As TTS uses a voice talent as the basis of its models, in concatenative TTS systems some of the individual variation (looking at our three axis above again) comes “for free.” (Although in parametric TTS and when using pre-recorded elements in concatenative TTS in a context different from when it was recorded, getting the individual pattern right is still a challenge).
Variation of context again is not a problem (the channel you use to output a synthesized utterance will take care of adding noise); so that leaves the problem of getting the right intonation or expression into what is said. We must analyze the text we are supposed to translate into speech, using NLP methods, and come up with features that inform choices during speech synthesis, like when to pause and for how long. In Korean specifically, pauses are very important; in order to make speech easy to understand pauses need to occur in the right places (e.g. between phrases, never within phrases).
What my colleagues found is that they could improve the perceived quality of a voice (MOS score) dramatically by making sure pauses occur in the right places – see below.
Correct pausing is critical for intelligibility and meaning – which applies to a number of languages, not just Korean. The duration of the pause is also important, and can cue different turns in a discourse. There is some evidence, that for a speaker, durations are quantal in nature, falling into discrete lengths, to help pace the overall utterance.
Finally, pausing doesn’t imply silence; instead, breathing noises play an important role in helping a listener interpret the speech. And other prosodic cues related to the sounds surrounding the pause are hugely significant.
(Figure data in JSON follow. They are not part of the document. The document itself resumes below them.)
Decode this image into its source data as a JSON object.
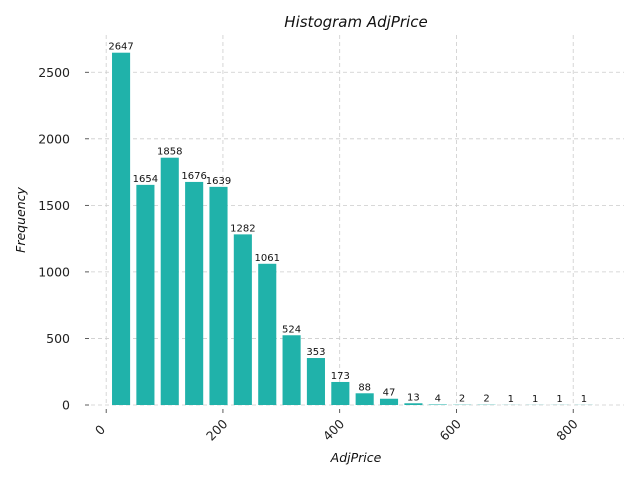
{
  "chart_data": {
    "type": "bar",
    "title": "Histogram AdjPrice",
    "xlabel": "AdjPrice",
    "ylabel": "Frequency",
    "bar_color": "#20B2AA",
    "grid": true,
    "xlim": [
      -26,
      887
    ],
    "ylim": [
      0,
      2780
    ],
    "x_ticks": [
      {
        "value": 0,
        "label": "0"
      },
      {
        "value": 200,
        "label": "200"
      },
      {
        "value": 400,
        "label": "400"
      },
      {
        "value": 600,
        "label": "600"
      },
      {
        "value": 800,
        "label": "800"
      }
    ],
    "y_ticks": [
      {
        "value": 0,
        "label": "0"
      },
      {
        "value": 500,
        "label": "500"
      },
      {
        "value": 1000,
        "label": "1000"
      },
      {
        "value": 1500,
        "label": "1500"
      },
      {
        "value": 2000,
        "label": "2000"
      },
      {
        "value": 2500,
        "label": "2500"
      }
    ],
    "bins": [
      {
        "start": 10.0,
        "end": 41.0,
        "value": 2647
      },
      {
        "start": 51.7,
        "end": 82.7,
        "value": 1654
      },
      {
        "start": 93.4,
        "end": 124.4,
        "value": 1858
      },
      {
        "start": 135.2,
        "end": 166.2,
        "value": 1676
      },
      {
        "start": 176.9,
        "end": 207.9,
        "value": 1639
      },
      {
        "start": 218.6,
        "end": 249.6,
        "value": 1282
      },
      {
        "start": 260.4,
        "end": 291.4,
        "value": 1061
      },
      {
        "start": 302.1,
        "end": 333.1,
        "value": 524
      },
      {
        "start": 343.8,
        "end": 374.8,
        "value": 353
      },
      {
        "start": 385.6,
        "end": 416.6,
        "value": 173
      },
      {
        "start": 427.3,
        "end": 458.3,
        "value": 88
      },
      {
        "start": 469.0,
        "end": 500.0,
        "value": 47
      },
      {
        "start": 510.8,
        "end": 541.8,
        "value": 13
      },
      {
        "start": 552.5,
        "end": 583.5,
        "value": 4
      },
      {
        "start": 594.2,
        "end": 625.2,
        "value": 2
      },
      {
        "start": 636.0,
        "end": 667.0,
        "value": 2
      },
      {
        "start": 677.7,
        "end": 708.7,
        "value": 1
      },
      {
        "start": 719.4,
        "end": 750.4,
        "value": 1
      },
      {
        "start": 761.2,
        "end": 792.2,
        "value": 1
      },
      {
        "start": 802.9,
        "end": 833.9,
        "value": 1
      }
    ]
  }
}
For instance, the difference between asserting a question, a declarative, or signaling the end of a meaningful segment but not the utterance
Variation and pausing is the essence of our language in many ways – helping to inform the way we understand emotion, intention, and when we’re looking for a response. Applied to ASR, TTS, and the applications that use them, integrating that variation creates a more natural, humanlike conversation between man and machine – and is among the many fascinating ways that speech technology and machine learning are changing the way we engage with our digital world.